In the case of plants, carbon dioxide is broken down into carbon and oxygen, which can later be recombined in myriad ways to generate heat, power animal metabolisms etc etc.

Watt and his colleagues' approach was slightly different. According to the BYU spokespersons:

They started with citric acid from oranges and mixed it with the protein. Next they dissolved gold powder into the solution. Then they put vials of the yellow-colored mixture in direct sunlight and crossed their fingers in the hope that it would turn purple.

Here's the reason why: If it turned purple, that would signal that the gold atoms had received electrons and used the donated energy to bunch together as small, purple-colored nanoparticles. And that would mean that the protein used the sunlight to excite the citric acid and trigger a transfer of energy.

Success was theirs: within 20 minutes, Watt held in his mortal hands a flask of purest ... purple.

The team believe that the purple sunlight-storing protein can be incorporated into a battery or fuel cell and so output its solar harvest in the form of electricity.

Full boffinry detail is available here courtesy of the Journal of Nanoparticle Research.
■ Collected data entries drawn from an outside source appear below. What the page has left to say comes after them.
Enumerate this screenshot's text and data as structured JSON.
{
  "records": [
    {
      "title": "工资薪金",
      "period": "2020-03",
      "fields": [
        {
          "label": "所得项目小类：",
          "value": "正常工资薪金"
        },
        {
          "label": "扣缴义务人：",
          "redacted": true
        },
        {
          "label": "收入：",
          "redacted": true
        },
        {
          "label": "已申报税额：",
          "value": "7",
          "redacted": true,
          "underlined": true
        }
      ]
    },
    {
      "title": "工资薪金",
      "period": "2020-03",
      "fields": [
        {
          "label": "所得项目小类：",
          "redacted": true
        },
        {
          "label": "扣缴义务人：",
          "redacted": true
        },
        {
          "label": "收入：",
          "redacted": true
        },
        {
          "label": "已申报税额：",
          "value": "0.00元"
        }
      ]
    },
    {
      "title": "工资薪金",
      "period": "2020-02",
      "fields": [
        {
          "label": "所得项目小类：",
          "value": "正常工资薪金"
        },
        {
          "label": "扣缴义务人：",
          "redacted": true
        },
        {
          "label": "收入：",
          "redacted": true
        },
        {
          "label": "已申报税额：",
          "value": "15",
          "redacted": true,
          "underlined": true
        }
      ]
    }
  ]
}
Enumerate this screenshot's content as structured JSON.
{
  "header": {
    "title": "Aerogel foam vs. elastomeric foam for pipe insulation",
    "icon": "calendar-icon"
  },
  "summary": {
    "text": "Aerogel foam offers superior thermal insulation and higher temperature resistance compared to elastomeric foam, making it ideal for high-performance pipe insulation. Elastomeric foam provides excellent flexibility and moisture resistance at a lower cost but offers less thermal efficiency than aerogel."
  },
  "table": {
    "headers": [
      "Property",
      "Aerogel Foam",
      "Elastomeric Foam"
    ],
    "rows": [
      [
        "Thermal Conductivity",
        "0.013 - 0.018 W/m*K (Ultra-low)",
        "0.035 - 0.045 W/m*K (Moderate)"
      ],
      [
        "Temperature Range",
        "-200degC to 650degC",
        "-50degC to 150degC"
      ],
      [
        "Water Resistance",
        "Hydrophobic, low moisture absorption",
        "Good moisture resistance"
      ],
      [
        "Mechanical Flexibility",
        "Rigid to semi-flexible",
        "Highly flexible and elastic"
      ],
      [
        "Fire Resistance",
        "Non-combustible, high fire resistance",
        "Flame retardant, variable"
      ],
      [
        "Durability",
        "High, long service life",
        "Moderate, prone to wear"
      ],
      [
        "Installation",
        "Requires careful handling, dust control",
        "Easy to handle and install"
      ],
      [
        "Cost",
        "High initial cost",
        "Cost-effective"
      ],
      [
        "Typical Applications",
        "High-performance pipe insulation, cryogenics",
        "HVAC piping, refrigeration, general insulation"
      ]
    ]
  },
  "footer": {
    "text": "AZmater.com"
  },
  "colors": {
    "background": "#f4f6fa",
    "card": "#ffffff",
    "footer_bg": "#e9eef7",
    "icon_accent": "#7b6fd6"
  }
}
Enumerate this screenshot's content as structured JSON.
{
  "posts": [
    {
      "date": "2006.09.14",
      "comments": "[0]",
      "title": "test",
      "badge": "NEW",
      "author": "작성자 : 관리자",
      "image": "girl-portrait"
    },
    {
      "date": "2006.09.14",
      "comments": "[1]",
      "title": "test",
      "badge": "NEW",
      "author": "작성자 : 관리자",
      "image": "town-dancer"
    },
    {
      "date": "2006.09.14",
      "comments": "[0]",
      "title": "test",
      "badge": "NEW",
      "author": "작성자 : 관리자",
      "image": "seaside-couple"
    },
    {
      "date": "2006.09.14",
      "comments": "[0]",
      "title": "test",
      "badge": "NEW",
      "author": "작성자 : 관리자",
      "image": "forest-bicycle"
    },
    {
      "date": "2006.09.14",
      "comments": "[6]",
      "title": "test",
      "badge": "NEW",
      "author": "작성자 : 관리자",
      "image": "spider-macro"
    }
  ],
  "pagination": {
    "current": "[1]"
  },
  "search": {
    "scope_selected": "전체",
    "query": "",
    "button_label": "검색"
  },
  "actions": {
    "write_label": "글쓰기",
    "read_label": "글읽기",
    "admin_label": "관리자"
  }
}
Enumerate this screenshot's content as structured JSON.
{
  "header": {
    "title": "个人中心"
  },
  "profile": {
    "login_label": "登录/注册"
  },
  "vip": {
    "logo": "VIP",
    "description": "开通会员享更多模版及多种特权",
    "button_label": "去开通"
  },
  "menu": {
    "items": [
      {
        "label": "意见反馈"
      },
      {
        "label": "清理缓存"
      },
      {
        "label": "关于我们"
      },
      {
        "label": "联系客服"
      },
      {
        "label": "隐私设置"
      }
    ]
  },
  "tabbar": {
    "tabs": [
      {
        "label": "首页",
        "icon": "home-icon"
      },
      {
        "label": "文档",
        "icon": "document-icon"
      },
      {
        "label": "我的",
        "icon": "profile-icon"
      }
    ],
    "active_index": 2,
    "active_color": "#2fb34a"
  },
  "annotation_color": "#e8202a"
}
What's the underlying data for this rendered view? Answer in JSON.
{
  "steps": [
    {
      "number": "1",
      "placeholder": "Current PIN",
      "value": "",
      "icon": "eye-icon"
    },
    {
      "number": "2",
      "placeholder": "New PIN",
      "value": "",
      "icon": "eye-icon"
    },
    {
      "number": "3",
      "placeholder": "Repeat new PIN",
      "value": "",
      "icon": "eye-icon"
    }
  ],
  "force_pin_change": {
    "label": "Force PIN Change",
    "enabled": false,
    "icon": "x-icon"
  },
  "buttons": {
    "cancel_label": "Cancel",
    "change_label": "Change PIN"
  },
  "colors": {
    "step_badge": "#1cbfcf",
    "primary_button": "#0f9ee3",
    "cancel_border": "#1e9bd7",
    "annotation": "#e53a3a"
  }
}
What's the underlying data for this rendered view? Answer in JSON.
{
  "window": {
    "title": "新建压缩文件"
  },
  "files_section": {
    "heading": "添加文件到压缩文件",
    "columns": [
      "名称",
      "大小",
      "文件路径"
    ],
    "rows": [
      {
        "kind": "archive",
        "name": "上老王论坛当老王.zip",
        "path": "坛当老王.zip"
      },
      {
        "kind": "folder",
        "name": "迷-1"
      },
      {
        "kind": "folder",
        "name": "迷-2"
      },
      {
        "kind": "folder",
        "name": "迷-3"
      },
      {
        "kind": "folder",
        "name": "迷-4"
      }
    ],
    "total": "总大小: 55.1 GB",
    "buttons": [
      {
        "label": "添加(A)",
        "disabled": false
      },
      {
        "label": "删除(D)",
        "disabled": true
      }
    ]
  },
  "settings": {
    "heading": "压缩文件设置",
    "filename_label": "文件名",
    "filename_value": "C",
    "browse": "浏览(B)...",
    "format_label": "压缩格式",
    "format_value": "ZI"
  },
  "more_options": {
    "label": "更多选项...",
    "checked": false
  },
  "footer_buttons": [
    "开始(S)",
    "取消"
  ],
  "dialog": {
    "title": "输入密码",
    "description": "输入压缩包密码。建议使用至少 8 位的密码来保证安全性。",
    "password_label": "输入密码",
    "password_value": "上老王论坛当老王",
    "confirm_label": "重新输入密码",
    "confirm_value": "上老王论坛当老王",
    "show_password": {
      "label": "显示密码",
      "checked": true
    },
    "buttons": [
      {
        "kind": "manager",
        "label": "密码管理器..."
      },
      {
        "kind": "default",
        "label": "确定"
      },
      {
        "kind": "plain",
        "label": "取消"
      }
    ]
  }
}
Readers may be interested to note that Professor Watt is apparently a descendant of James Watt, the 18th-century Scottish engineer who famously improved the Newcomen steam engine and in the process kick-started the Industrial Revolution (though there are those who'd argue that his rigorously enforced patents thereafter held it back somewhat). ®

Bootnote

For those who are missing the Blackadder reference: we refer to the episode in the second series where Lord Percy attempts to repair Blackadder's finances by alchemy – the transmutation of base matter into gold. He only manages to create an unpleasant substance referred to as "purest green", however.